/zerox

Zero shot pdf OCR with gpt-4o-mini

Primary LanguageTypeScriptMIT LicenseMIT

Hero Image

Zerox OCR

A dead simple way of OCR-ing a document for AI ingestion. Documents are meant to be a visual representation after all. With weird layouts, tables, charts, etc. The vision models just make sense!

The general logic:

  • Pass in a PDF (URL or file buffer)
  • Turn the PDF into a series of images
  • Pass each image to GPT and ask nicely for Markdown
  • Aggregate the responses and return Markdown

Sounds pretty basic! But with the gpt-4o-mini this method is price competitive with existing products, with meaningfully better results.

Pricing Comparison

This is how the pricing stacks up to other document processers. Running 1,000 pages with Zerox uses about 25M input tokens and 0.4M output tokens.

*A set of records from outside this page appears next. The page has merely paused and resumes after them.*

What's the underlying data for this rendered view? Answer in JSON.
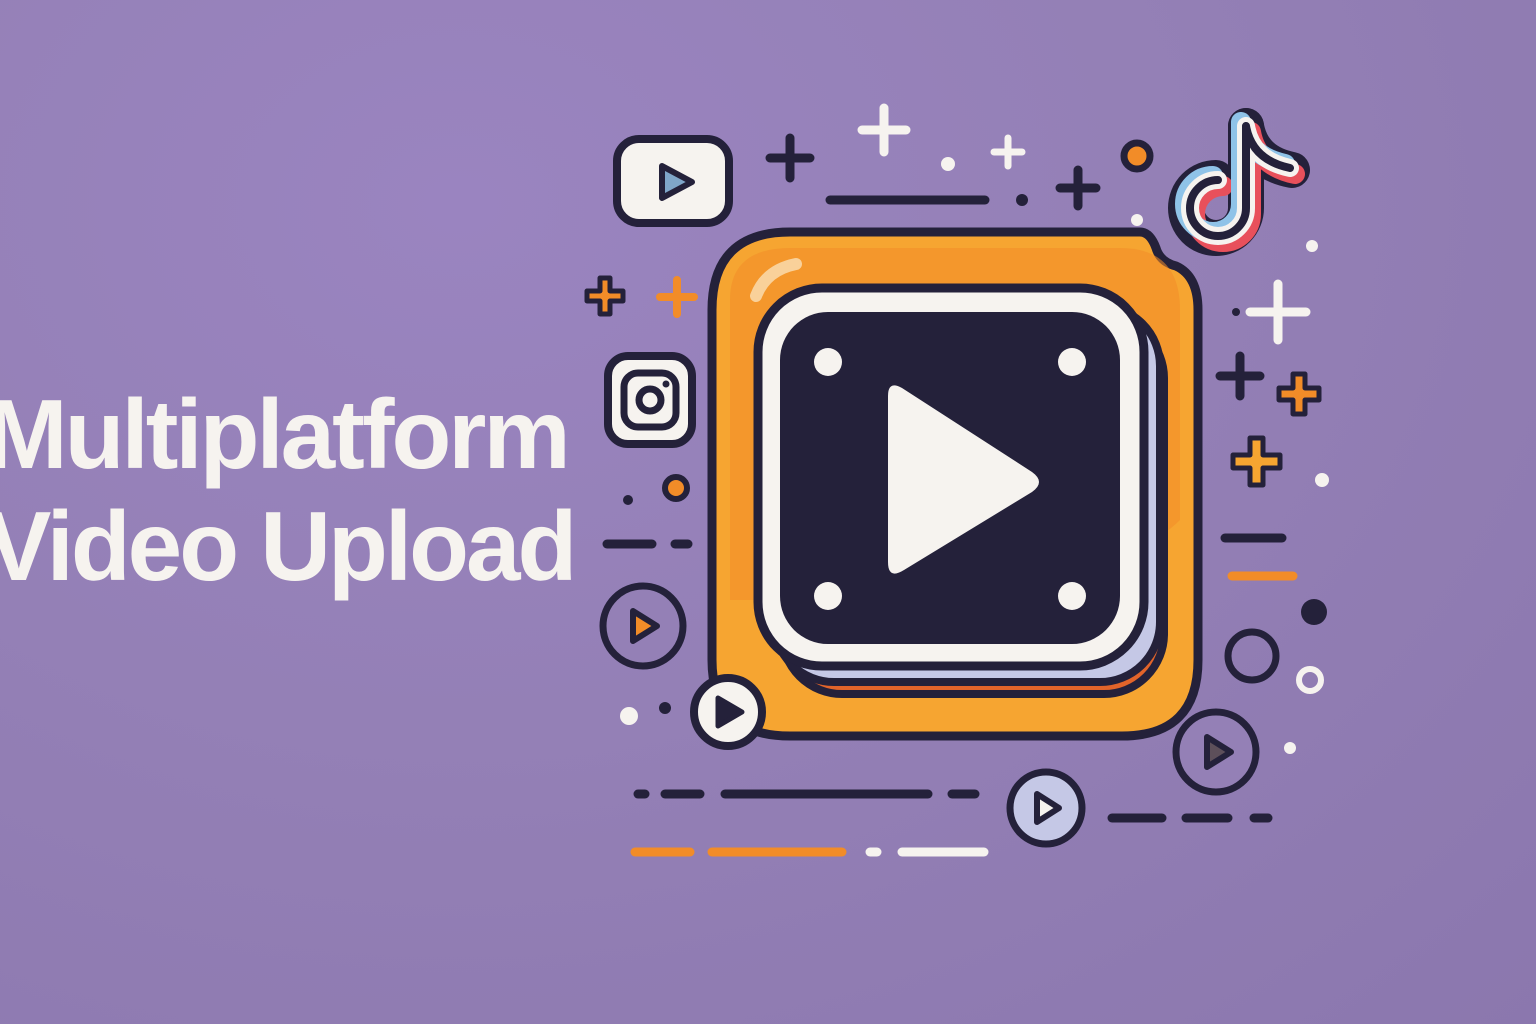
{
  "headline": {
    "line1": "Multiplatform",
    "line2": "Video Upload"
  },
  "icons": {
    "main": "play-icon",
    "platforms": [
      "youtube-icon",
      "tiktok-icon",
      "instagram-icon"
    ]
  },
  "colors": {
    "background": "#9480b6",
    "accent_orange": "#f28c28",
    "dark": "#24213a",
    "light": "#f6f3ef",
    "lavender": "#c5c8e6"
  }
}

Service Cost Accuracy Table Quality
AWS Textract [1] $1.50 / 1,000 pages Low Low
Google Document AI [2] $1.50 / 1,000 pages Low Low
Azure Document AI [3] $1.50 / 1,000 pages High Mid
Unstructured (PDF) [4] $10.00 / 1,000 pages Mid Mid
------------------------ -------------------- -------- -------------
Zerox (gpt-mini) $ 4.00 / 1,000 pages High High

Installation

npm install zerox

Zerox uses graphicsmagick and ghostscript for the pdf => image processing step. These should be pulled automatically, but you may need to manually install.

Usage

With file URL

import { zerox } from "zerox";

const result = await zerox({
  filePath: "https://omni-demo-data.s3.amazonaws.com/test/cs101.pdf",
  openaiAPIKey: process.env.OPENAI_API_KEY,
});

From local path

import path from "path";
import { zerox } from "zerox";

const result = await zerox({
  filePath: path.resolve(__dirname, "./cs101.pdf"),
  openaiAPIKey: process.env.OPENAI_API_KEY,
});

Options

const result = await zerox({
  // Required
  filePath: "path/to/file",
  openaiAPIKey: process.env.OPENAI_API_KEY,

  // Optional
  concurrency: 10, // Number of pages to run at a time.
  maintainFormat: false, // Slower but helps maintain consistent formatting.
  cleanup: true, // Clear images from tmp after run.
  outputDir: undefined, // Save combined result.md to a file
  tempDir: "/os/tmp", // Directory to use for temporary files (default: system temp directory)
});

The maintainFormat option trys to return the markdown in a consistent format by passing the output of a prior page in as additional context for the next page. This requires the requests to run synchronously, so it's a lot slower. But valueable if your documents have a lot of tabular data, or frequently have tables that cross pages.

Request #1 => page_1_image
Request #2 => page_1_markdown + page_2_image
Request #3 => page_2_markdown + page_3_image

Example Output

{
  completionTime: 10038,
  fileName: 'invoice_36258',
  inputTokens: 25543,
  outputTokens: 210,
  pages: [
    {
      content: '# INVOICE # 36258\n' +
        '**Date:** Mar 06 2012  \n' +
        '**Ship Mode:** First Class  \n' +
        '**Balance Due:** $50.10  \n' +
        '## Bill To:\n' +
        'Aaron Bergman  \n' +
        '98103, Seattle,  \n' +
        'Washington, United States  \n' +
        '## Ship To:\n' +
        'Aaron Bergman  \n' +
        '98103, Seattle,  \n' +
        'Washington, United States  \n' +
        '\n' +
        '| Item                                       | Quantity | Rate   | Amount  |\n' +
        '|--------------------------------------------|----------|--------|---------|\n' +
        "| Global Push Button Manager's Chair, Indigo | 1        | $48.71 | $48.71  |\n" +
        '| Chairs, Furniture, FUR-CH-4421             |          |        |         |\n' +
        '\n' +
        '**Subtotal:** $48.71  \n' +
        '**Discount (20%):** $9.74  \n' +
        '**Shipping:** $11.13  \n' +
        '**Total:** $50.10  \n' +
        '---\n' +
        '**Notes:**  \n' +
        'Thanks for your business!  \n' +
        '**Terms:**  \n' +
        'Order ID : CA-2012-AB10015140-40974  ',
      page: 1,
      contentLength: 747
    }
  ]
}

License

This project is licensed under the MIT License.